Once I have the time, I will blog about these dishes that I whipped up in my kitchen
Crepe with Cookie Butter filling. I have a good excuse for the green color. I did not want to go out just to get the 2 tablespoons of butter for this recipe. The closest that I had to butter was buttercream frosting from Aki’s dinosaur cake.And that black thing is not bagoong. That is ganache from Franco’s birthday cake last August. Please don’t judge me for making the most out of our leftovers😛
Chelsea’s Graham Balls.
My Perfect Chocolate Chip Cookies
Poached Fish. Since we are pretending to watch our weight, I have been trying out new ways to cook.
Here is something from our pre-diet days — Philly Cheesesteak. We are now fans of caramelized onions.
Speaking of healthy, I would like to share a cooking method that I discovered lately — Blanching. There are so many reasons why you should try blanching. It is fast and easy. It preserves the flavor, texture and nutrients.
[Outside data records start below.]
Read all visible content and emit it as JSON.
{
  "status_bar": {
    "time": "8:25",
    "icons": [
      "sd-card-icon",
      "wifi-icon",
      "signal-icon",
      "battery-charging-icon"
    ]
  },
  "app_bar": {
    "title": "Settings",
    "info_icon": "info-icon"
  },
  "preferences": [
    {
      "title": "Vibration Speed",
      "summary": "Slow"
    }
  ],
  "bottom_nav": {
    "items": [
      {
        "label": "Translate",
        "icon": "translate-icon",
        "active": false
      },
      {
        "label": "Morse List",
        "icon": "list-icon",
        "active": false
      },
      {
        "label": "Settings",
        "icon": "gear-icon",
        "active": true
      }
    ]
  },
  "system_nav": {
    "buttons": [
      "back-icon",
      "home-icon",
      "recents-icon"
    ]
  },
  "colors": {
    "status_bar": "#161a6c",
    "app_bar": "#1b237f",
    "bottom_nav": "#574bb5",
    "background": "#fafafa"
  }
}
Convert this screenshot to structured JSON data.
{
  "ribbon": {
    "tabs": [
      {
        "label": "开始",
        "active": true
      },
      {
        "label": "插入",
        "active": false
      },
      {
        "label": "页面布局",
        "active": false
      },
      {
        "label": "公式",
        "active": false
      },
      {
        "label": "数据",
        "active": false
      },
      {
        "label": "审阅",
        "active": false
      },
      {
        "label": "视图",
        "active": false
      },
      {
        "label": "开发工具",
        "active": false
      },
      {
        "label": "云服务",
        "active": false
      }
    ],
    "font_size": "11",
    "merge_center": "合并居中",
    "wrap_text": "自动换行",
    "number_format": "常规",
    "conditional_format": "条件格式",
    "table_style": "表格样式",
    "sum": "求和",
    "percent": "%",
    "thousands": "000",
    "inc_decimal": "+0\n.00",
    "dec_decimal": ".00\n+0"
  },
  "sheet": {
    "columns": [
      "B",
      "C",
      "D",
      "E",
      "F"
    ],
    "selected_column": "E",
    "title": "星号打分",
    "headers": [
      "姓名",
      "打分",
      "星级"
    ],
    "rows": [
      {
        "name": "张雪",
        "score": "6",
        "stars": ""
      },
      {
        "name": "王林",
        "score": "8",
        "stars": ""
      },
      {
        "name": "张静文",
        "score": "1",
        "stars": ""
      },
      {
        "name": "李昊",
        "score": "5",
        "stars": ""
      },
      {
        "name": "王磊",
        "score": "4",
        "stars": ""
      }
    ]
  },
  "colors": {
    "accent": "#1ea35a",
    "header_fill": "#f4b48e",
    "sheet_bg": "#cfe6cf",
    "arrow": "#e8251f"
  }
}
I learned from a very reliable source, the home TV shopping channel, that when you boil your veggies, the nutrients are transferred to the water. If you want to get all the nutrients, you have to eat the veggie and drink all of the soup. When veggies are overcooked, their nutritional value also diminishes.
I have also had a lot of experience eating overcooked, wilted and oily fried or stir-fried veggies.
Enter Blanching. The method is pretty easy. Boil water in a pot. Once water comes to a rolling boil, add the prepared vegetables. And let cook depending on the prescribed time. For snow peas, that is 20 seconds. For carrots and beans, that is one minute. Immediately remove the veggies and soak them in a bowl of ice cold water. This stops the cooking process and ensures that your veggies come out crunchy.
Oh did I mention that blanching also makes your veggies more appetizing by enhancing their natural color? If this sales talk is not good enough, I hope these colorful unedited pictures of just blanched snowpeas, carrots and Baguio beans will convince you to give blanching a try.